Shahnaz Mohamed Thahir,

Edappally

* * * * *

As rightly pointed out, lax internal controls and the ineffectiveness of regulatory oversight in the context of non-transparent assets are the root causes of the Citigroup’s fall. It authored its destiny by over-indulging in financial innovation. It violated basic rules of banking to re-engineer new generation products such as securitisation, asset/mortgage-based securities, credit default swaps, collateralised debt obligations, etc. Hard work, thrift and savings were subordinated to luxury beyond means resulting in abject penury of the financial colossus.

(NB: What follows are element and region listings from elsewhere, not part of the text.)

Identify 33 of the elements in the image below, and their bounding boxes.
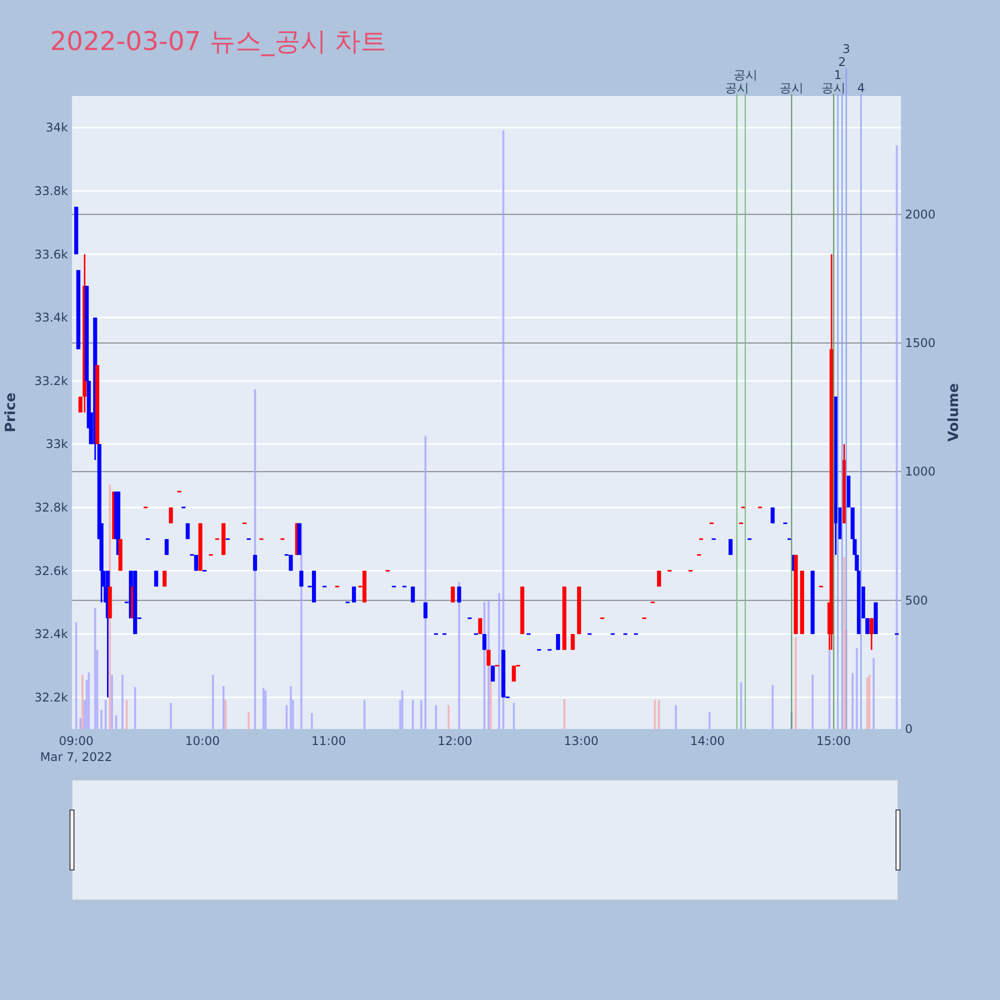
y-tick-label: 33.4k (34, 310, 68, 325)
ref-line-label: 4 (857, 81, 865, 95)
y-tick-label: 33k (46, 437, 68, 452)
y-tick-label: 32.6k (34, 564, 68, 578)
y2-tick-label: 0 (905, 722, 913, 736)
ref-line-label: 공시 (822, 81, 846, 95)
y-tick-label: 34k (46, 120, 68, 135)
y-tick-label: 32.2k (34, 690, 68, 704)
y2-tick-label: 1500 (905, 336, 936, 350)
x-tick-label: 09:00 Mar 7, 2022 (40, 734, 112, 764)
x-tick-label: 13:00 (564, 734, 598, 748)
x-tick-label: 15:00 (816, 734, 851, 748)
x-tick-label: 11:00 (311, 734, 346, 748)
x-tick-label: 14:00 (690, 734, 725, 748)
y-tick-label: 33.8k (34, 184, 68, 198)
x-tick-label: 10:00 (185, 734, 220, 748)
ref-line-label: 3 (842, 42, 850, 56)
x-tick-label: 12:00 (438, 734, 472, 748)
ref-line-label: 공시 (780, 81, 804, 95)
y2-axis-title: Volume (946, 383, 962, 442)
ref-line-label: 공시 (733, 68, 758, 82)
y-tick-label: 32.8k (34, 500, 68, 514)
y-axis-title: Price (3, 392, 19, 432)
ref-line-label: 공시 (724, 81, 749, 95)
ref-line-label: 2 (838, 55, 846, 69)
ref-line-label: 1 (834, 68, 842, 82)
y2-tick-label: 2000 (905, 207, 936, 222)
y-tick-label: 33.2k (34, 374, 68, 388)
chart-title: 2022-03-07 뉴스_공시 차트 (50, 27, 387, 57)
y2-tick-label: 1000 (905, 464, 936, 479)
y-tick-label: 33.6k (34, 247, 68, 262)
y-tick-label: 32.4k (34, 627, 68, 642)
y2-tick-label: 500 (905, 593, 928, 608)
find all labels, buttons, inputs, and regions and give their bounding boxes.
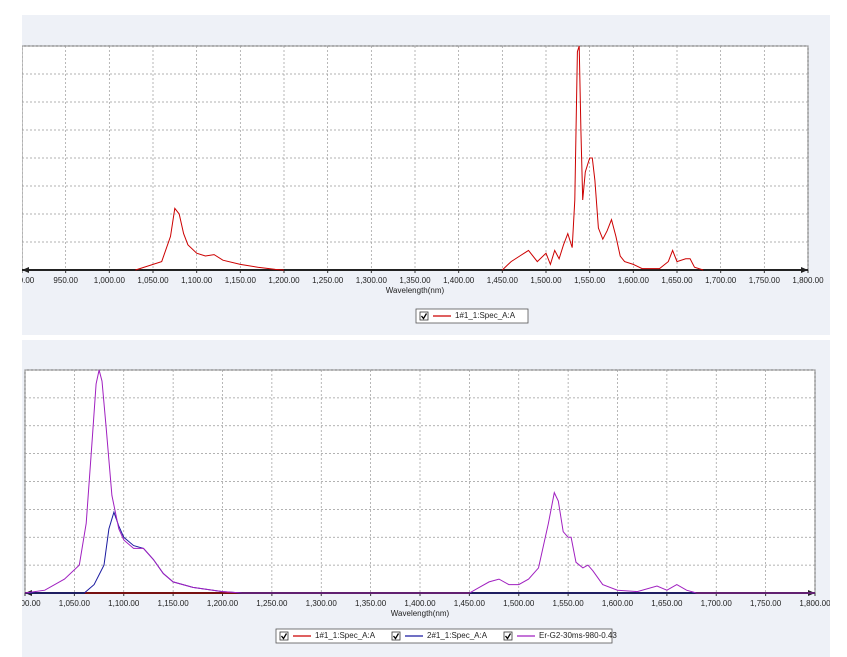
x-tick-label: 1,750.00 [750,599,782,608]
x-tick-label: 1,600.00 [618,276,650,285]
chart-panel: 1,000.00 1,050.00 1,100.00 1,150.00 1,200.00… [9,340,831,657]
x-tick-label: 1,300.00 [306,599,338,608]
x-tick-label: 1,050.00 [59,599,91,608]
x-tick-label: 1,300.00 [356,276,388,285]
legend-label: 2#1_1:Spec_A:A [427,631,488,640]
x-tick-label: 1,350.00 [355,599,387,608]
x-tick-label: 1,500.00 [503,599,535,608]
x-tick-label: 1,700.00 [701,599,733,608]
x-tick-label: 1,450.00 [454,599,486,608]
chart-panel: 900.00 950.00 1,000.00 1,050.00 1,100.00 1,15… [10,15,830,335]
x-tick-label: 950.00 [53,276,78,285]
legend-check [280,633,288,640]
x-tick-label: 1,750.00 [749,276,781,285]
x-tick-label: 1,450.00 [487,276,519,285]
x-tick-label: 1,500.00 [530,276,562,285]
x-tick-label: 1,200.00 [207,599,239,608]
x-tick-label: 1,700.00 [705,276,737,285]
x-tick-label: 1,800.00 [792,276,824,285]
legend-box [415,308,529,324]
x-tick-label: 1,800.00 [799,599,831,608]
legend-checkbox[interactable] [391,631,401,641]
x-tick-label: 1,100.00 [108,599,140,608]
x-tick-label: 1,200.00 [268,276,300,285]
x-tick-label: 1,000.00 [94,276,126,285]
legend-checkbox[interactable] [279,631,289,641]
legend-check [420,313,428,320]
x-tick-label: 1,550.00 [553,599,585,608]
x-tick-label: 1,050.00 [137,276,169,285]
x-tick-label: 1,350.00 [399,276,431,285]
legend-label: Er-G2-30ms-980-0.43 [539,631,617,640]
x-tick-label: 1,100.00 [181,276,213,285]
legend-check [504,633,512,640]
x-tick-label: 900.00 [10,276,35,285]
series-line [135,45,704,271]
x-axis-label: Wavelength(nm) [391,609,450,618]
x-tick-label: 1,600.00 [602,599,634,608]
x-tick-label: 1,150.00 [158,599,190,608]
x-axis-label: Wavelength(nm) [386,286,445,295]
x-tick-label: 1,250.00 [312,276,344,285]
legend-box [275,628,613,644]
x-tick-label: 1,000.00 [9,599,41,608]
x-tick-label: 1,550.00 [574,276,606,285]
legend-label: 1#1_1:Spec_A:A [315,631,376,640]
x-tick-label: 1,650.00 [661,276,693,285]
legend-checkbox[interactable] [419,311,429,321]
x-tick-label: 1,400.00 [443,276,475,285]
x-tick-label: 1,150.00 [225,276,257,285]
legend-check [392,633,400,640]
legend-label: 1#1_1:Spec_A:A [455,311,516,320]
x-tick-label: 1,400.00 [404,599,436,608]
legend-checkbox[interactable] [503,631,513,641]
series-line [24,369,815,594]
x-tick-label: 1,650.00 [651,599,683,608]
x-tick-label: 1,250.00 [256,599,288,608]
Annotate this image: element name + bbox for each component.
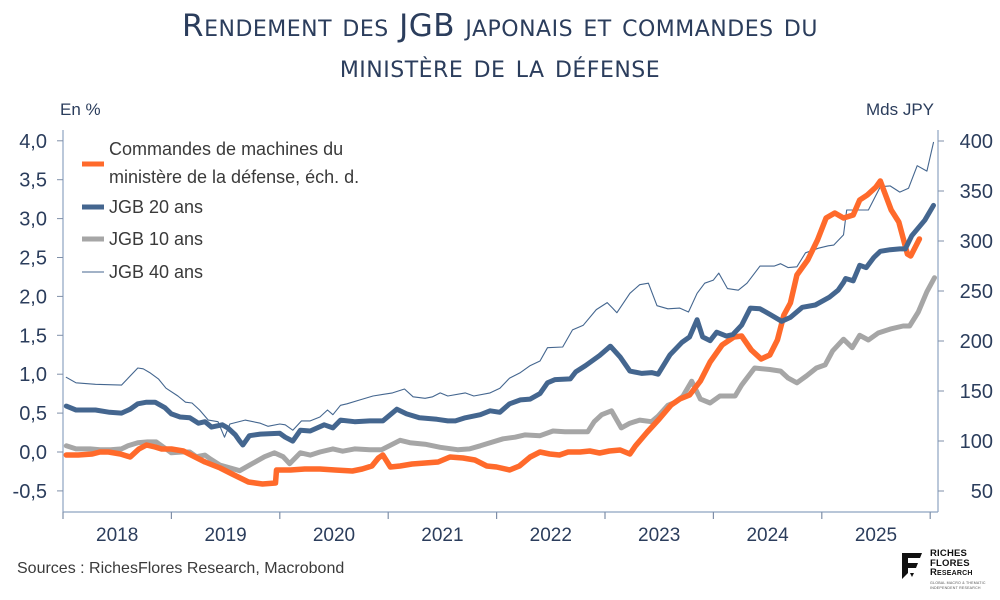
y-right-tick-label: 200 [960, 331, 993, 353]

India should learn the right lessons from the U.S. financial crisis and stop addressing issues relating to the markets alone. We should concentrate on developing all facets of the economy.

N. Rangarajan,

Srirangam

* * * * *

The unending series of bailout packages is the result of mismanagement of funds by greedy bigwigs, who cared little for the result of their policies. It is strange to find a state that has advocated the free market philosophy stepping in at this hour of crisis.